The spiritual connectivity has been broken at the time of abortion, with those of the past being cut off from those of the future. The entire community misses out on what these individuals, the aborted children, could have contributed to their whanau/family, community, and the gifts these children would bring to the world.
Post-Abortive Fathers & Father's Day
(Article in P.A.T.H.S. Newsletter 2009)
Abortion is so much seen as a women’s issue that sometimes men are overlooked. Soon it will be Father’s Day. What does this day mean for fathers who have lost children to abortion?
A father’s pain from abortion cannot be ignored. Legally they have no rights in terms of what happens to their offspring but reactions for men are as real as they are for women.
Recently I sat with a man whose partner has had three terminations.
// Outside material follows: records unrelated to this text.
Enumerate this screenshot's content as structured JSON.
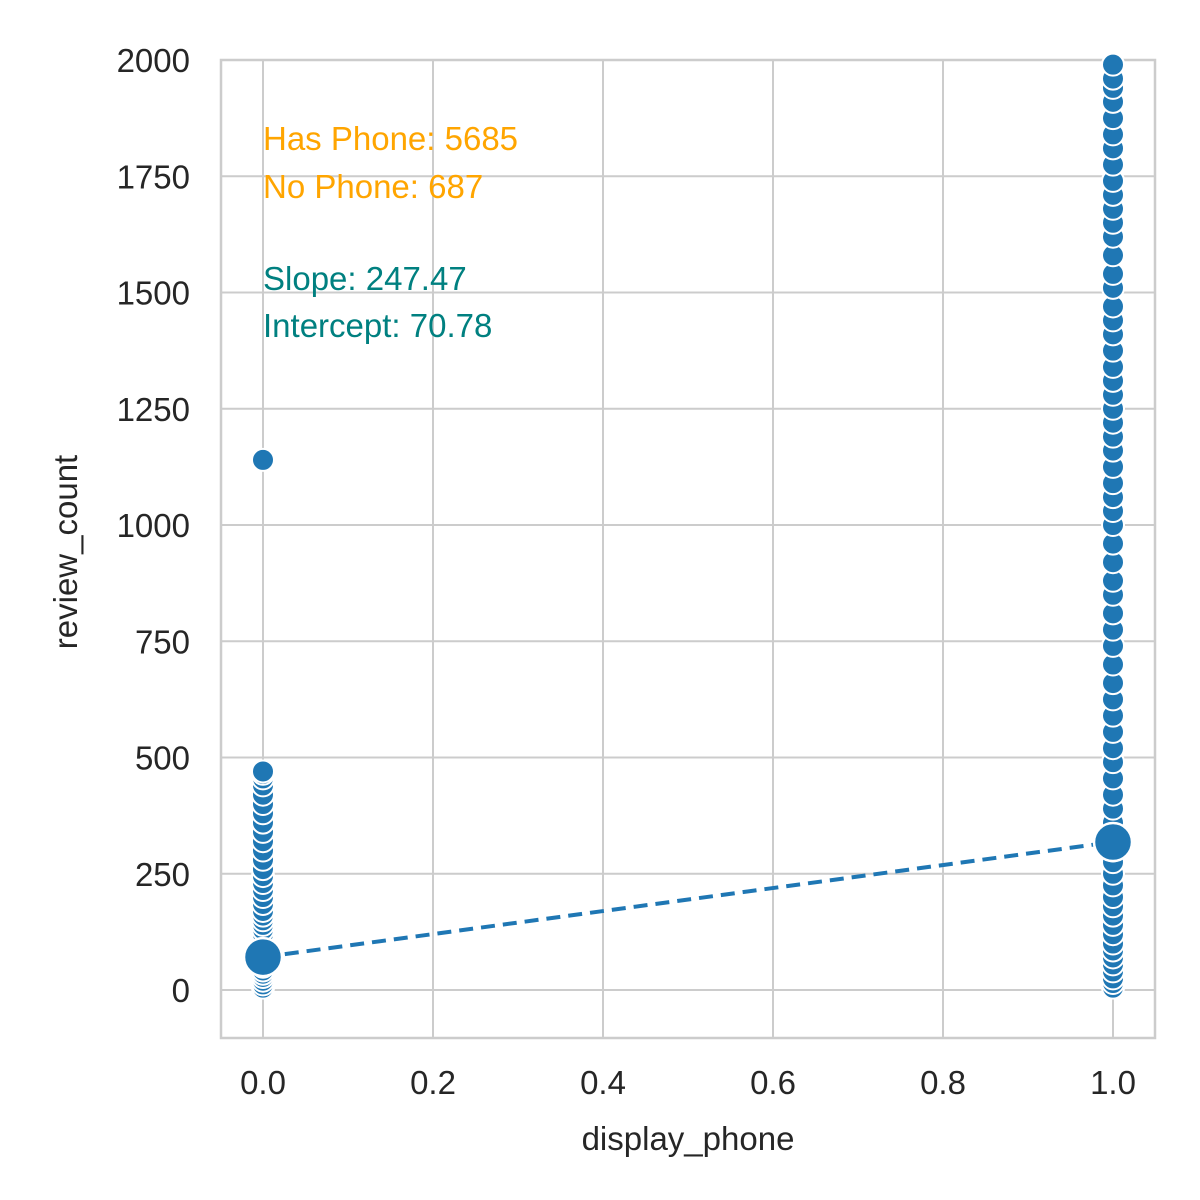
{
  "chart_data": {
    "type": "scatter",
    "xlabel": "display_phone",
    "ylabel": "review_count",
    "xlim": [
      -0.05,
      1.05
    ],
    "ylim": [
      -100,
      2000
    ],
    "x_ticks": [
      0.0,
      0.2,
      0.4,
      0.6,
      0.8,
      1.0
    ],
    "x_tick_labels": [
      "0.0",
      "0.2",
      "0.4",
      "0.6",
      "0.8",
      "1.0"
    ],
    "y_ticks": [
      0,
      250,
      500,
      750,
      1000,
      1250,
      1500,
      1750,
      2000
    ],
    "y_tick_labels": [
      "0",
      "250",
      "500",
      "750",
      "1000",
      "1250",
      "1500",
      "1750",
      "2000"
    ],
    "grid": true,
    "point_color": "#1f77b4",
    "series": [
      {
        "x": 0,
        "y": [
          5,
          12,
          20,
          28,
          35,
          42,
          50,
          58,
          65,
          72,
          80,
          90,
          100,
          110,
          120,
          130,
          140,
          150,
          160,
          170,
          185,
          200,
          215,
          230,
          245,
          260,
          280,
          300,
          320,
          340,
          360,
          380,
          400,
          420,
          440,
          455,
          465,
          470,
          1140
        ]
      },
      {
        "x": 1,
        "y": [
          5,
          15,
          25,
          40,
          55,
          70,
          85,
          100,
          120,
          140,
          160,
          180,
          200,
          225,
          250,
          275,
          300,
          330,
          360,
          390,
          420,
          455,
          490,
          520,
          555,
          590,
          625,
          660,
          700,
          740,
          775,
          810,
          850,
          880,
          920,
          960,
          1000,
          1030,
          1060,
          1090,
          1125,
          1160,
          1190,
          1220,
          1250,
          1280,
          1310,
          1340,
          1375,
          1410,
          1440,
          1470,
          1510,
          1540,
          1580,
          1620,
          1650,
          1680,
          1710,
          1740,
          1775,
          1810,
          1840,
          1875,
          1910,
          1940,
          1960,
          1990
        ]
      }
    ],
    "means": [
      {
        "x": 0,
        "y": 70.78
      },
      {
        "x": 1,
        "y": 318.25
      }
    ],
    "regression": {
      "slope": 247.47,
      "intercept": 70.78,
      "color": "#1f77b4",
      "style": "dashed"
    },
    "annotations": {
      "counts": {
        "color": "#ffa500",
        "lines": [
          "Has Phone: 5685",
          "No Phone: 687"
        ]
      },
      "stats": {
        "color": "#008080",
        "lines": [
          "Slope: 247.47",
          "Intercept: 70.78"
        ]
      }
    }
  }
}
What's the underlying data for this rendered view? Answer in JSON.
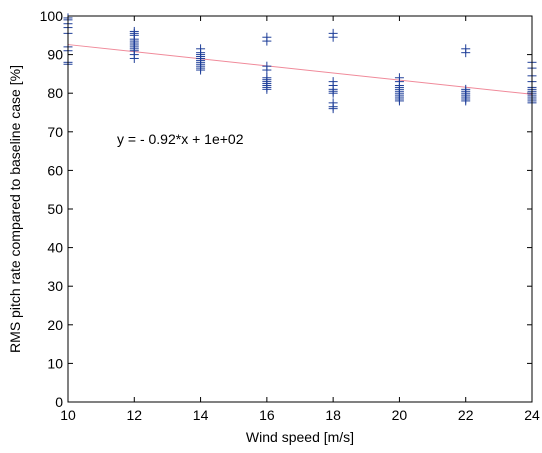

The effect for him as a man, and as a father was apparent. Raw grief and rage, helplessness... Confronting his own sense of failure and inability to do something more.... Having a great love for children and wanting his own.... Aware he himself needed to sort out his own shit, but also deeply feeling the pain of lost fatherhood.
Men are an integral part of the abortion story yet have no voice. Whatever their part in the abortion, they too can carry pain with them and through their lives. They may develop problems with anger—frequent outbursts, violent behaviour, increased risk-taking behaviours, anger towards self, partner or women in general. Resultant helplessness may exhibit as confusion about his role as a man, feeling inept or finding it hard to function as a man e.g. questioning ability to support and nurture family.
Increased anxiety can create difficulty sleeping, disturbing dreams or nightmares, poor concentration, excessive worrying. There may be relationships issues—isolation (physical or emotional), trust issues, difficulty communicating, promiscuity, impotence or sexual problems.
There may be symptoms of grief and/or guilt including frequent feelings of unexplained sadness, frequent thoughts of self-condemnation, shame or guilt, discomfort or avoidance of babies and small children, crying spells, feeling of choking or tightness in throat, feeling numb or dead inside, alcohol or drug abuse, thoughts of suicide....
It is particularly significant if a man has experienced these problems only after his abortion experience. Men may experience these types of symptoms or problems and not realise they could be related to a past abortion until they openly talk about it.
The taboo talking about an abortion experience applies equally to men as to women, but it is perhaps even harder for many men. Most men, being practical and strong, expect to be able to cope. But the issues involved are complex and emotions deep, and the fear of confronting themselves can be huge. The post-abortive father needs understanding and support to enable him to share his experience and to express what it was like and has meant for him and his life. Father’s Day can be an emotional trigger which ought not be overlooked.
So this Father’s Day let us remember post-abortive dads everywhere. May you find peace in remembering and embrace your little ones with love.